Kennedy’s candidacy was not met with the same acclaim in some communities, and many felt that by voting in a Catholic president, they would be handing the keys of the White House to the Vatican. The group Citizens for Religious Freedom wrote at the time, “it is inconceivable that a Roman Catholic President would not be under extreme pressure by the hierarchy of his church to accede to its policies with respect to foreign relations…and otherwise breach the wall of separation of church and state.” In Washington, 150 Protestant ministers met to declare that he could not remain independent of the Church and demanded he publicly denounce their teachings.
Kennedy was eager to prove them wrong and many credit his historic win with his incredible ability to win over powerful Protestant strongholds and confronting the issue of religion in politics head-on. “Contrary to common newspaper usage, I am not the Catholic candidate for president,” he said at a Southern Baptist conference in Texas. “I am the Democratic Party’s candidate for president, who happens also to be a Catholic. I do not speak for my church on public matters, and the church does not speak for me.”
He was true to his word, and over his tragically short term in office made a point to never let his personal faith drive his agenda, paving the way for other Catholic politicians to win office. While abortion was not a hot-button issue of the time, and Kennedy was personally opposed to abortion, he would appoint Justice Arthur J. Goldberg, the son of Jewish Ukrainian immigrants, to the bench—Goldberg would later be pivotal in invalidating a 1965 state anti-contraceptive law on the grounds it interfered in the right to privacy, a right later used to justify legalizing abortion in Roe vs. Wade.
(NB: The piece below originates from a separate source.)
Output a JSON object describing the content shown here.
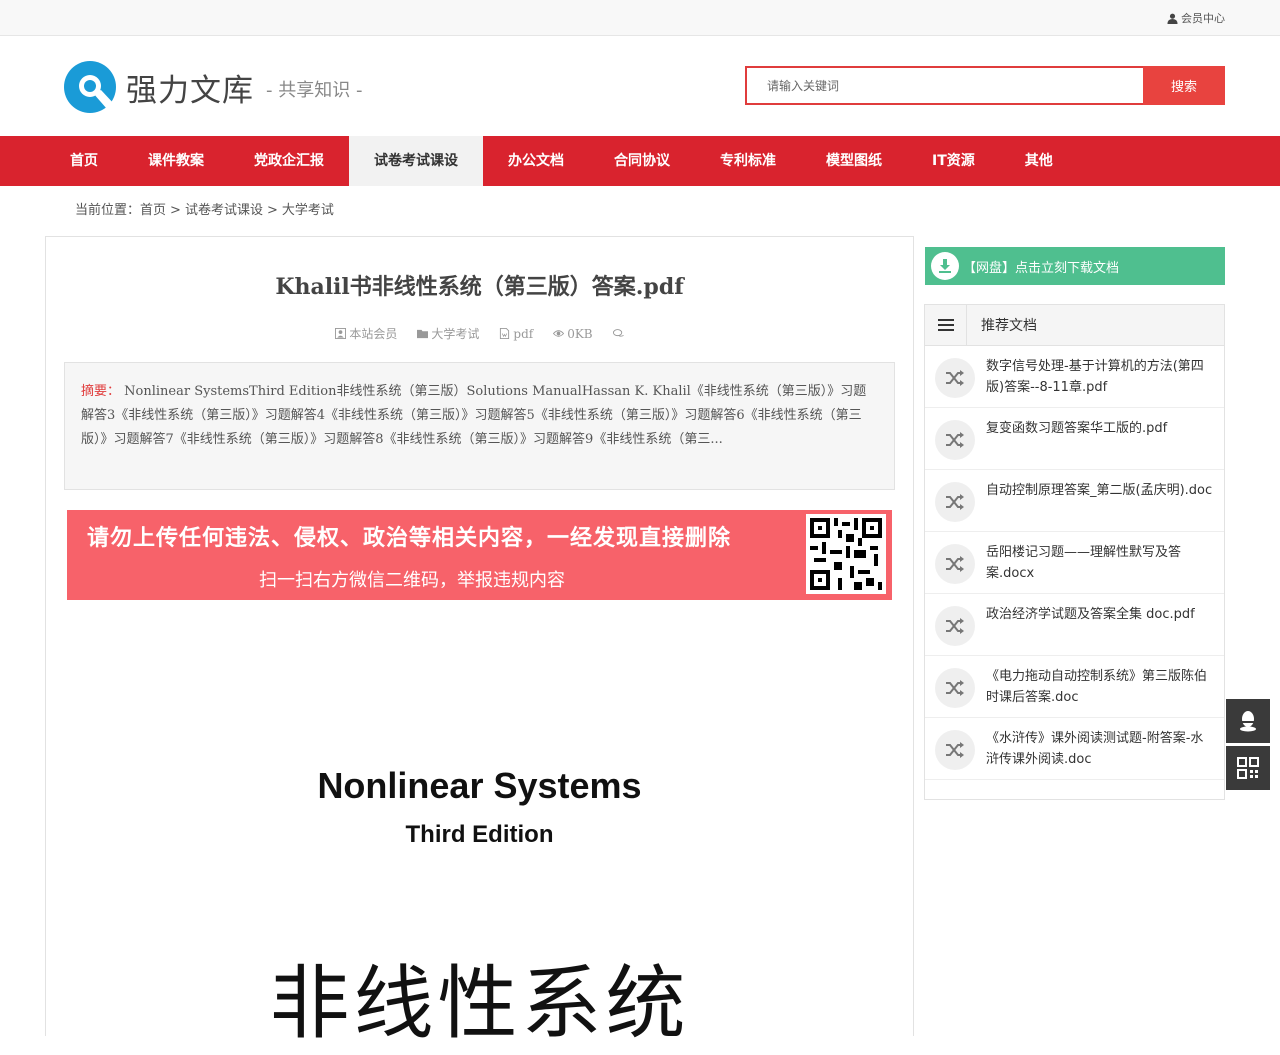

While many at the time feared JFK would be too beholden to his church, today President Biden faces criticism that he is not beholden enough. The Church’s very public targeting of Biden is a departure from past practice that sets a dangerous tone for any Catholic seeking office—you’re either with us or against us.If we are to be appalled by the influence of money in politics today, the idea of holding an elected official hostage over their personal faith should be reprehensible. Certainly, the Church has every right to determine who receives Communion, but it is completely improper for a group of activist bishops to politicize and weaponize the Eucharist as if it were an article of the Constitution.
The debate over who can or cannot receive Communion has spilled out of cathedrals and into the halls of Capitol Hill, with Catholic politicians inappropriately using their official capacities to influence the Church’s policy on Communion. In the same breath as they exalt the separation of church and state, they describe how “faith influences them as lawmakers, making clear their commitment to the basic principles at the heart of Catholic social teaching and their bearing on policy.” They miss the point that by issuing an official statement on behalf of Catholic lawmakers, they cross the very line that they purport to value.
Today, I sit under one of the same Kennedy plates I remember seeing in my childhood and admire the precedent he set when he said, “I believe in an America where the separation of church and state is absolute, where no Catholic prelate would tell the president (should he be Catholic) how to act, and no Protestant minister would tell his parishioners for whom to vote.” It was then that he became a president not only for us Catholics, but for everyone. The current debate is a stain on his legacy, threatening the separation of church and state and opening the doors to a new age of division and bigotry.